Posts Tagged Kelly
I’m not a huge fan of the way TV has to hot everything up at the expense of facts. In a perfect world, TV would offer up good critical thinking skills and boost the social IQ of the country. But that stuff isn’t half as engaging as some bigfoot hunter tossing a cake out into a meadow and then whacking a branch against a tree trunk to lure in them ‘Squatches.
Yep, it’s our addictions that’ll send us happily into extinction.
But the documentary about our demise will be whiz-bang, I’m tellin’ ya!
I remember hearing, years ago, that it was difficult to keep skillful writers on comic books that had large groups in them- Avengers, X-Men, that kind of thing. Something to do with keeping the different voices true and making sure everyone was involved and heroics were showcased in a balanced manner. Easy to mess up.
I know what they mean.
It pretty much ruins any enjoyment (if there’s any to be had) of ‘reality TV’ shows- remembering that there’s a camera involved. My wife and I watch Survivor, and have been known to watch those funny video clip shows.

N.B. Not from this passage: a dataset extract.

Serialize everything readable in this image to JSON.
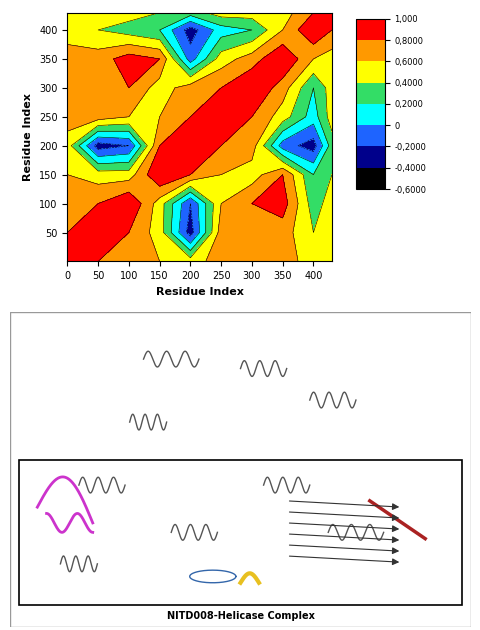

But take just one moment to realize that, while the Survivors are doing sneaky things, hoping that they’re not being observed by the others in camp, not four feet away are a gaggle of people- cameraman, sound engineer, gaffer, tech, and the occasional director, medical staff, lighting expert, and whatever chump they get to lug around all the equipment and the cases they come in. It suddenly takes away the sense that there’s a game being played.
Likewise, when watching some of the more hilarious video clip shows, it was fun to say, just as the clip began, “Hey, why was this being video’d?” And then you’d realize that no one in their right minds rushes out to take video of a guy pulling a nail out of a barn wall. NObody. So when the entire barn wall collapses as the nail is pulled, you’re free- if you’ve taken your moment to think and ask the question- to realize that the whole thing is a total set up.
Which is why comic strips are better. You can show everyone when the cameraman gets it in the neck, and there’s NO camera there to take the participants’ attention away from the catastrophe.